Faceted search and browsing of audio content on spoken web

  • Authors:
  • Mamadou Diao;Sougata Mukherjea;Nitendra Rajput;Kundan Srivastava

  • Affiliations:
  • Georgia Institute of Technology, Atlanta, GA, USA;IBM Research, New Delhi, India;IBM Research, New Delhi, India;IBM Research, New Delhi, India

  • Venue:
  • CIKM '10 Proceedings of the 19th ACM international conference on Information and knowledge management
  • Year:
  • 2010

Quantified Score

Hi-index 0.00

Visualization

Abstract

Spoken Web is a web of VoiceSites that can be accessed by a phone. The content in a VoiceSite is audio. Therefore Spoken Web provides an alternate to the World Wide Web (WWW) in developing regions where low Internet penetration and low literacy are barriers to accessing the conventional WWW. Searching of audio content in Spoken Web through an audio query-result interface presents two key challenges: indexing of audio content is not accurate, and the presentation of results in audio is sequential, and therefore cumbersome. In this paper, we apply the concepts of faceted search and browsing to the SpokenWeb search problem.
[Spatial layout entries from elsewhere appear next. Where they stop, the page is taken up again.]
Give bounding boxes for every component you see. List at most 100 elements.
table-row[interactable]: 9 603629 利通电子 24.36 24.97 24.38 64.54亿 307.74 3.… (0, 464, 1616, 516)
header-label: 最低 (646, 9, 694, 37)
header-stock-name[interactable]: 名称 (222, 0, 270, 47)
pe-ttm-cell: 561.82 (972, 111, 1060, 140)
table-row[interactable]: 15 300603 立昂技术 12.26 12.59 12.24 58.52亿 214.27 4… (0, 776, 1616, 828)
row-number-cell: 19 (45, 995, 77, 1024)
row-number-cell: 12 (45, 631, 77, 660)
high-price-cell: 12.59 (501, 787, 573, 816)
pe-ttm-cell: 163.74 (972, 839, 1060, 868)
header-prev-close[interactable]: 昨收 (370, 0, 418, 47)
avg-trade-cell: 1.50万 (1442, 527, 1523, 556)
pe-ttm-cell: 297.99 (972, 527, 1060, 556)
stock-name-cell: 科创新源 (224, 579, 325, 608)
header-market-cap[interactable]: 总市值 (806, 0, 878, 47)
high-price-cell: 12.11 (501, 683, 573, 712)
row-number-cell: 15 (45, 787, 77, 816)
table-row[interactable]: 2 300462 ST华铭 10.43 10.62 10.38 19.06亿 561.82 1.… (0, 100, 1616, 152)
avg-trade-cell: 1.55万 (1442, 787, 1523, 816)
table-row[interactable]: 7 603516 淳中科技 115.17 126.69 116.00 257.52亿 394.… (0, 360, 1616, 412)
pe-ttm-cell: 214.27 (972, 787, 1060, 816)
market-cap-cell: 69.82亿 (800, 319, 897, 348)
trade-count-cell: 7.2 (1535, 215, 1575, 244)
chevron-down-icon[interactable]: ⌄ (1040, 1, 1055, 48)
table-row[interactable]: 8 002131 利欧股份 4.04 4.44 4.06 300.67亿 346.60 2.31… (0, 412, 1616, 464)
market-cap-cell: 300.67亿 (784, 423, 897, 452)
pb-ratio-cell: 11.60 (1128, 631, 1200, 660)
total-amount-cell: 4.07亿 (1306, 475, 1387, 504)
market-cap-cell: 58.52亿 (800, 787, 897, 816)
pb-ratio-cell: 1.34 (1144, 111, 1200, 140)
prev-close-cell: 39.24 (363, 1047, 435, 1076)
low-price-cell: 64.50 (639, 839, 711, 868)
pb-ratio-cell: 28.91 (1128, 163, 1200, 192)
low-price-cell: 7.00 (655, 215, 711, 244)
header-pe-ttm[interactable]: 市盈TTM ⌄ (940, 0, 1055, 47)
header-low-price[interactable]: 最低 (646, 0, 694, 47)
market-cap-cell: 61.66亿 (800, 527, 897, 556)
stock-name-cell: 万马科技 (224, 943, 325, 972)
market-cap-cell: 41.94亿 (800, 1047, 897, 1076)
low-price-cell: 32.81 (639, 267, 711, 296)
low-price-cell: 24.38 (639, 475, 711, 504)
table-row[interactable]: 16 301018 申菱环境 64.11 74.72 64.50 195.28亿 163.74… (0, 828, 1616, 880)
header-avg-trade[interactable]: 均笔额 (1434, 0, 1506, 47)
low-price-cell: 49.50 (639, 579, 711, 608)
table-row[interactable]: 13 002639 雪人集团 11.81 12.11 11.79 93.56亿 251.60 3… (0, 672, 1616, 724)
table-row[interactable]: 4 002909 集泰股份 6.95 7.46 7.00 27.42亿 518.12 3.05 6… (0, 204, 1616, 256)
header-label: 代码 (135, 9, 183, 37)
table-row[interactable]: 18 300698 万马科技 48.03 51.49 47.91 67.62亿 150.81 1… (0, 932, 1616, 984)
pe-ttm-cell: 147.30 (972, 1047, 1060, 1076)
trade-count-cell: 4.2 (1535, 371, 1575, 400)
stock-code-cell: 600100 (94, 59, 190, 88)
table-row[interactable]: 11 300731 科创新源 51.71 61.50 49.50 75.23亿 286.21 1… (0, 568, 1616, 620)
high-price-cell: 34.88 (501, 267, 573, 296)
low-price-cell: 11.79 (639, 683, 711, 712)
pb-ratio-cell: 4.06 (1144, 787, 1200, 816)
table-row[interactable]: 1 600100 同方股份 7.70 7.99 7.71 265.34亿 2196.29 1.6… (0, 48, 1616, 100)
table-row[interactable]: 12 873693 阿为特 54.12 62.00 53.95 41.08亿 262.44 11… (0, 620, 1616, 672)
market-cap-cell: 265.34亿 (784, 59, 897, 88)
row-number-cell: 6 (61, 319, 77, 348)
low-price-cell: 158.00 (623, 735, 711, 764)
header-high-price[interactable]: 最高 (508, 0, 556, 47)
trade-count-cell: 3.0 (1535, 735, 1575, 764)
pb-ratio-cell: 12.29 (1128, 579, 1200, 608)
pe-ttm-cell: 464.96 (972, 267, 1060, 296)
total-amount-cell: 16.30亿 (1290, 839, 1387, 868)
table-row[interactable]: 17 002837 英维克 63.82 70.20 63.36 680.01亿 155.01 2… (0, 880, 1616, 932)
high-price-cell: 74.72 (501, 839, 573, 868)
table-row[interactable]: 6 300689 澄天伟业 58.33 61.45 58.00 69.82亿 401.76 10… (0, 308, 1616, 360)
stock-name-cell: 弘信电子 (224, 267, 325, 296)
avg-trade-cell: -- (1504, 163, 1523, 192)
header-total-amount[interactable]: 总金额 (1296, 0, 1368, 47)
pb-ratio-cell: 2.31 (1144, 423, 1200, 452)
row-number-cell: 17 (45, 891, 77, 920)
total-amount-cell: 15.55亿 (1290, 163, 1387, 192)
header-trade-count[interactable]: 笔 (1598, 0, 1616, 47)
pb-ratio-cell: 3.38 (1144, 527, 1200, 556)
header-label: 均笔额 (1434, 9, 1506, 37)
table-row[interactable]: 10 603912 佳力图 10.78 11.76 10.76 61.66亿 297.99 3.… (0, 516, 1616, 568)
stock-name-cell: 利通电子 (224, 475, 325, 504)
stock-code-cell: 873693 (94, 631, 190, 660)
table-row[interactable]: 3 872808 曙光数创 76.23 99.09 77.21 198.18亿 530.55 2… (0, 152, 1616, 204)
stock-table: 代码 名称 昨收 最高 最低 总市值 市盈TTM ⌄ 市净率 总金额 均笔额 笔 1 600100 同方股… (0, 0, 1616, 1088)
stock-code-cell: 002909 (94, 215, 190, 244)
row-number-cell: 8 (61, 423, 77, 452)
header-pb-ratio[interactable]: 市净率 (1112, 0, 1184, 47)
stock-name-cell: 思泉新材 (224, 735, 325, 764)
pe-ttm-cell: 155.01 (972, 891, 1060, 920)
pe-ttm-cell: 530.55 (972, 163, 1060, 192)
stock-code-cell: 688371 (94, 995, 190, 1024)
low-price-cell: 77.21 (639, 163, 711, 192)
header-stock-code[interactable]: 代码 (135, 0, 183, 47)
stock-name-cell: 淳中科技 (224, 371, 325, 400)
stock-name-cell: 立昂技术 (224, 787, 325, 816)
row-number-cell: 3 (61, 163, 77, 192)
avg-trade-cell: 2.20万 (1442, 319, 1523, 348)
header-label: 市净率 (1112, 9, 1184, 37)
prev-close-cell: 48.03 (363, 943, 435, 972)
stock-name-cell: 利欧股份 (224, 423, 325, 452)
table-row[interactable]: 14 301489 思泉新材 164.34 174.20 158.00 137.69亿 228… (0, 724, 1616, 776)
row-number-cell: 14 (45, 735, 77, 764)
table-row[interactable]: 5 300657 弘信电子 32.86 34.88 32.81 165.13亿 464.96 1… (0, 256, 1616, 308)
We use the concepts of facets to index the meta-data associated with the audio content. We provide a mechanism to rank the facets based on the search results. We develop an interactive query interface that enables easy browsing of search results through the top ranked facets. To our knowledge, this is the first system to use the concepts of facets in audio search, and the first solution that provides an audio search for the rural population. We present quantitative results to illustrate the accuracy and effectiveness of the faceted search and qualitative results to highlight the usability of the interactive browsing system. The experiments have been conducted on more than 4000 audio documents collected from a live SpokenWeb VoiceSite and evaluations were carried out with 40 farmers who are the target users of the VoiceSite.